Em mais um episódio da crescente crise entre os EUA e o Brasil, o governo de Donald Trump anunciou nesta terça-feira (4/8) que revogou o visto da embaixadora brasileira em Washinton, Maria Luiza Ribeiro Viotti.
Segundo o Departamento de Estado dos EUA afirmou em conversa com jornalistas, a medida ocorre como resposta à demora das autoridades brasileiras em conceder o aval diplomático para que Daniel Perez assuma a embaixada estadunidense no Brasil.
Ainda de acordo com o órgão, a revogação do visto da embaixadora brasileira não significa a expulsão da diplomata. Segundo os EUA, ela poderá permanecer no país, mas sem um visto válido.
Os EUA afirmam ainda que o documento poderá ser restabelecido caso o Brasil conceda o aval diplomático para a nomeação do embaixador indicado por Washington.
Governo Lula reage
Em nota, o Governo Federak afirmou repudiar a decisão tomada pelo governo Trumo e chamou de “falsas” as justificativas utilizadas para a sanção.
Confira a íntegra:
O processo de concessão de agrément é confidencial e o nome designado só deveria vir a público depois de concedida a anuência, conforme estipula o artigo 4 da Convenção de Viena sobre Relações Diplomáticas.
O governo dos Estados Unidos anunciou publicamente o nome de seu candidato antes de apresentar o pedido formal de agrément ao governo brasileiro.
O Brasil segue estritamente o direito internacional. Não há regra na Convenção de Viena estipulando prazo para a concessão do agrément. O pedido norte-americano ainda se encontra em análise.
Os dois funcionários do governo norte-americano que tiveram seus vistos de entrada no Brasil negados planejavam visitar o país para colocar em dúvida a integridade do sistema eleitoral brasileiro, em tentativa inaceitável de interferir no processo político nacional.
Vale recordar que seguem em vigor sanções individuais sobre autoridades brasileiras, notadamente o cancelamento de vistos para os EUA, com base na alegação infundada de perseguição política ao ex-presidente Bolsonaro. Entre essas autoridades estão ministros da Suprema Corte e funcionários de primeiro escalão do Poder Executivo.
O governo brasileiro não poupou esforços para resolver essas diferenças.

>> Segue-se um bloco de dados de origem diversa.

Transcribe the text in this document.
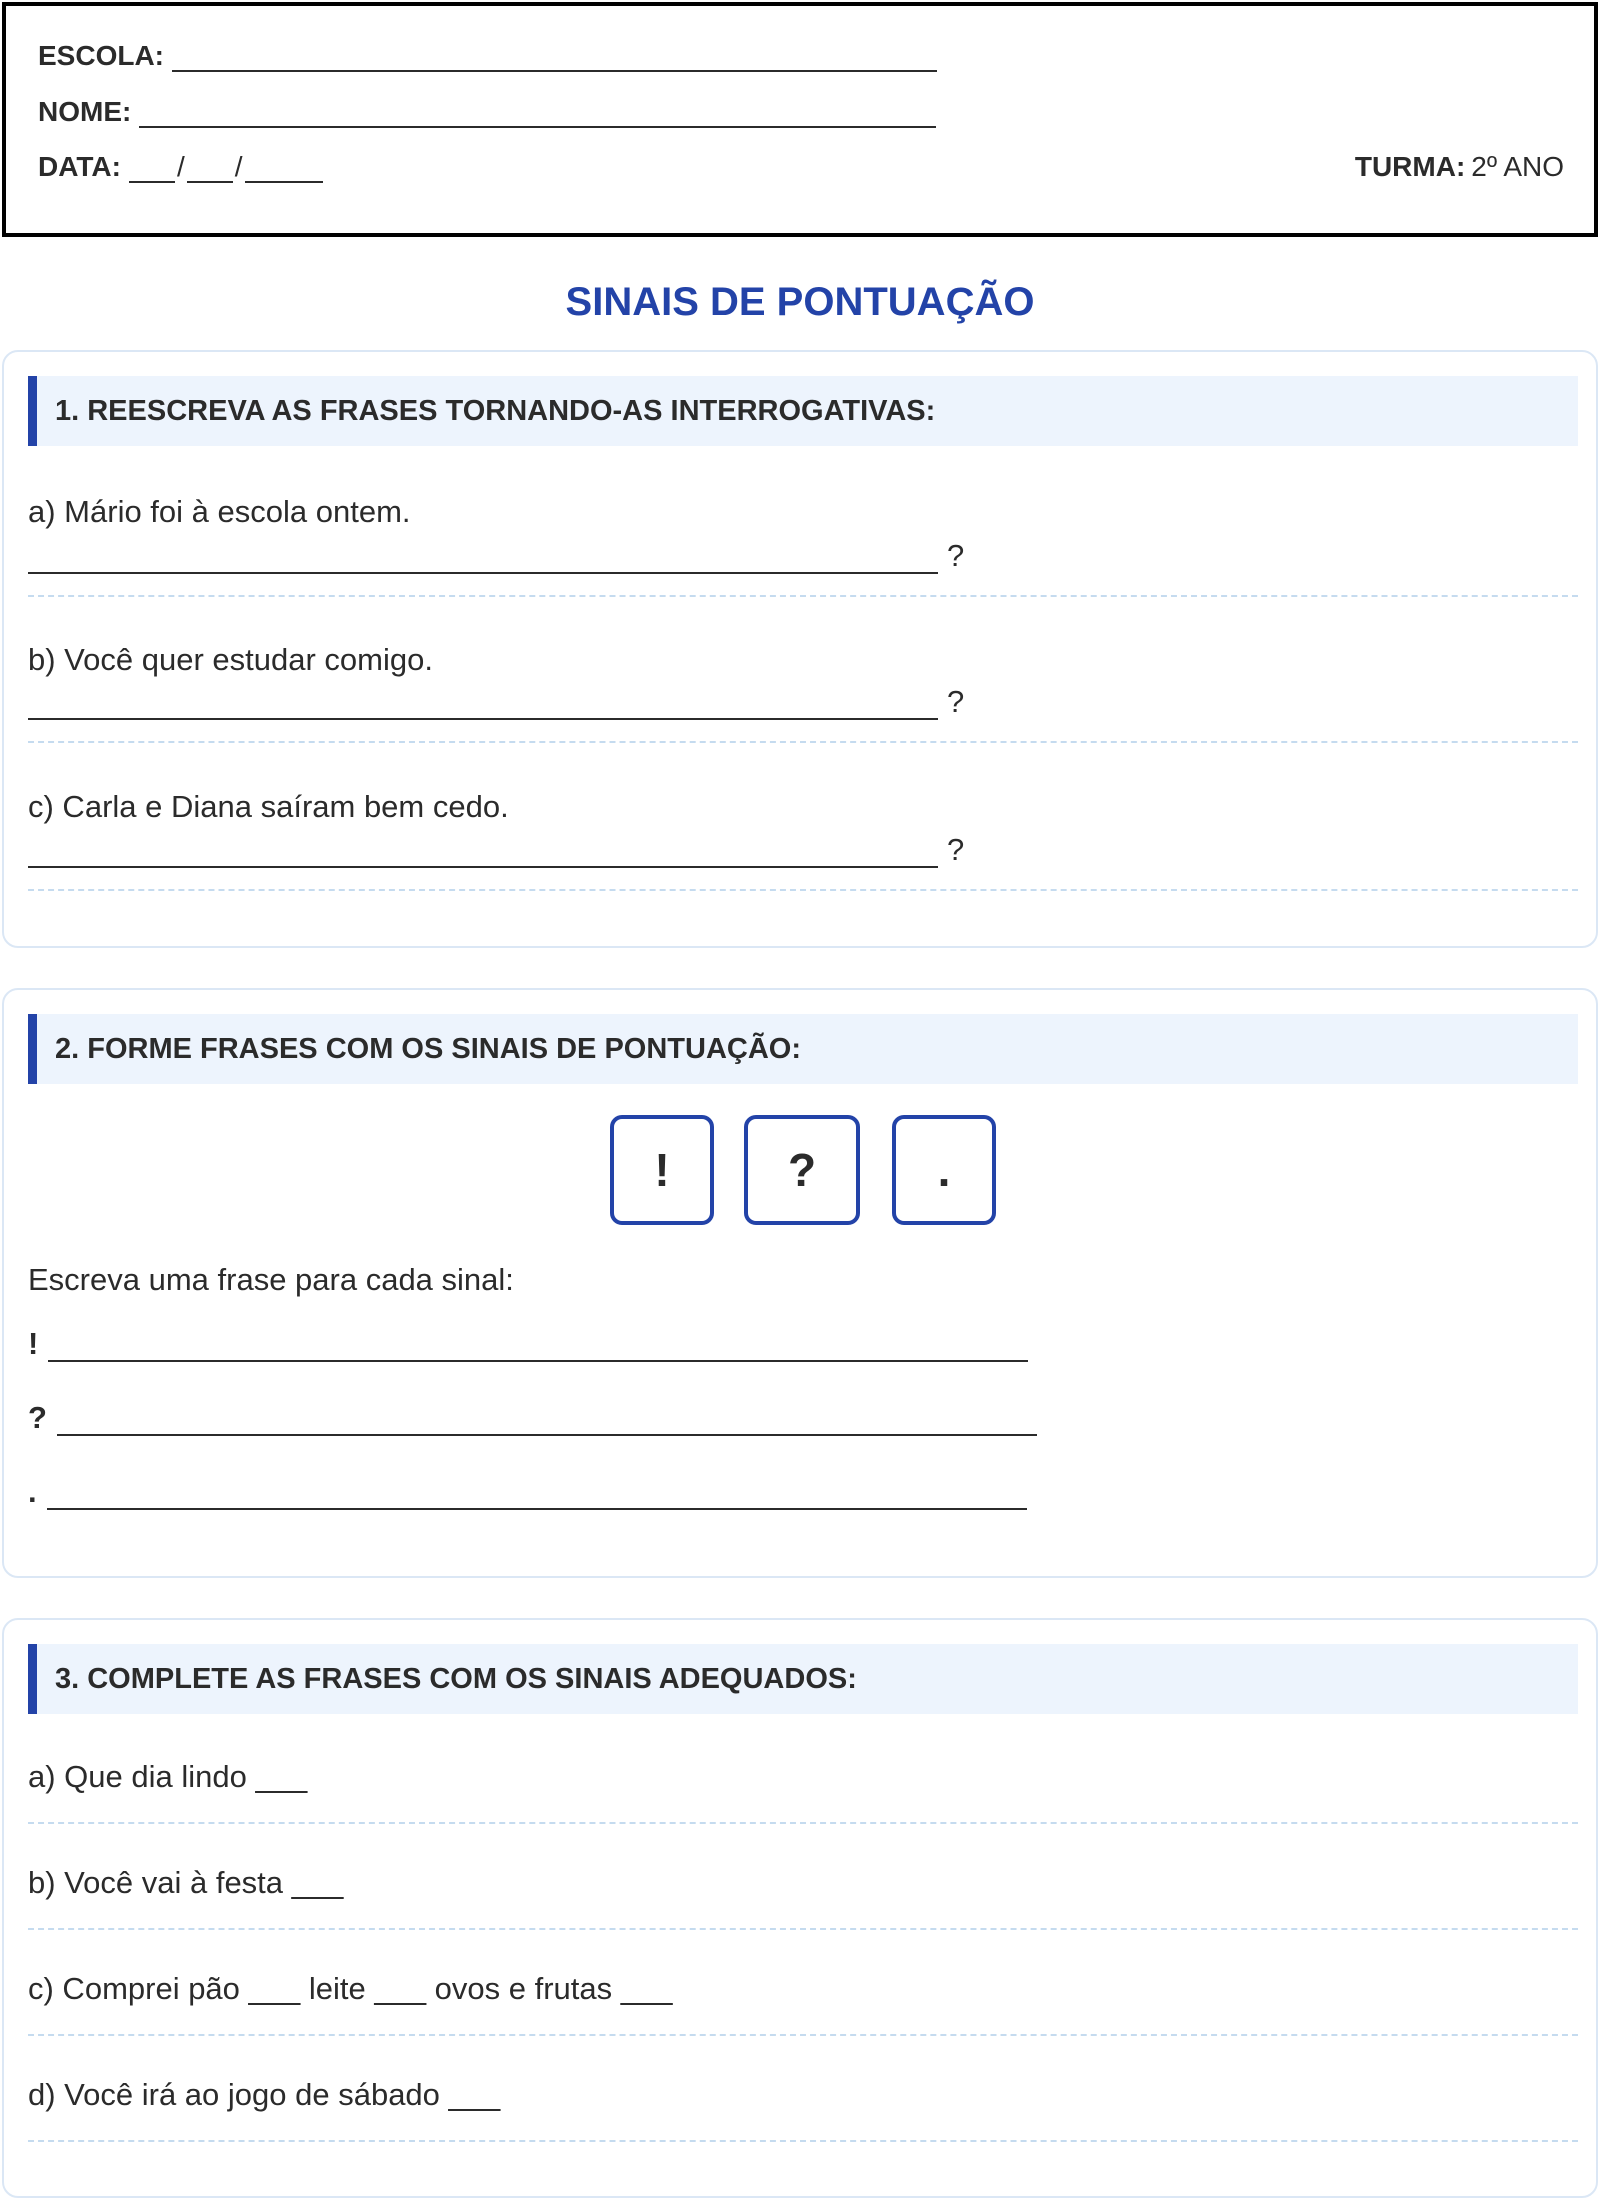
ESCOLA:
NOME:
DATA: / /	TURMA: 2º ANO
SINAIS DE PONTUAÇÃO
1. REESCREVA AS FRASES TORNANDO-AS INTERROGATIVAS:
a) Mário foi à escola ontem.
?
b) Você quer estudar comigo.
?
c) Carla e Diana saíram bem cedo.
?
2. FORME FRASES COM OS SINAIS DE PONTUAÇÃO:
!	?	.
Escreva uma frase para cada sinal:
!
?
.
3. COMPLETE AS FRASES COM OS SINAIS ADEQUADOS:
a) Que dia lindo ___
b) Você vai à festa ___
c) Comprei pão ___ leite ___ ovos e frutas ___
d) Você irá ao jogo de sábado ___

O próprio presidente Lula, em sua visita a Washington em maio último, entre outros assuntos, solicitou ao presidente Trump o levantamento das sanções individuais.
A decisão de hoje não é um fato isolado. Faz parte de uma escalada deliberada de medidas hostis ao Brasil, motivadas por razões ideológicas incompatíveis com uma parceria bilateral que sempre foi pautada pelo respeito mútuo.
Fica óbvio também o interesse descabido de interferir na próxima eleição para presidente.
Em linha com sua tradição diplomática, o governo brasileiro se opõe à lógica de confrontação e reitera a defesa do diálogo e da negociação em todas as suas relações internacionais.
Quem é Daniel Perez
Filho de imigrantes cubanos, Daniel Perez nasceu em Nova York e se mudou com a família para a Flórida em 1993, ainda criança. Atualmente, faz parte do Partido Republicano, o mesmo de Trump, e demonstra apoio às políticas do presidente.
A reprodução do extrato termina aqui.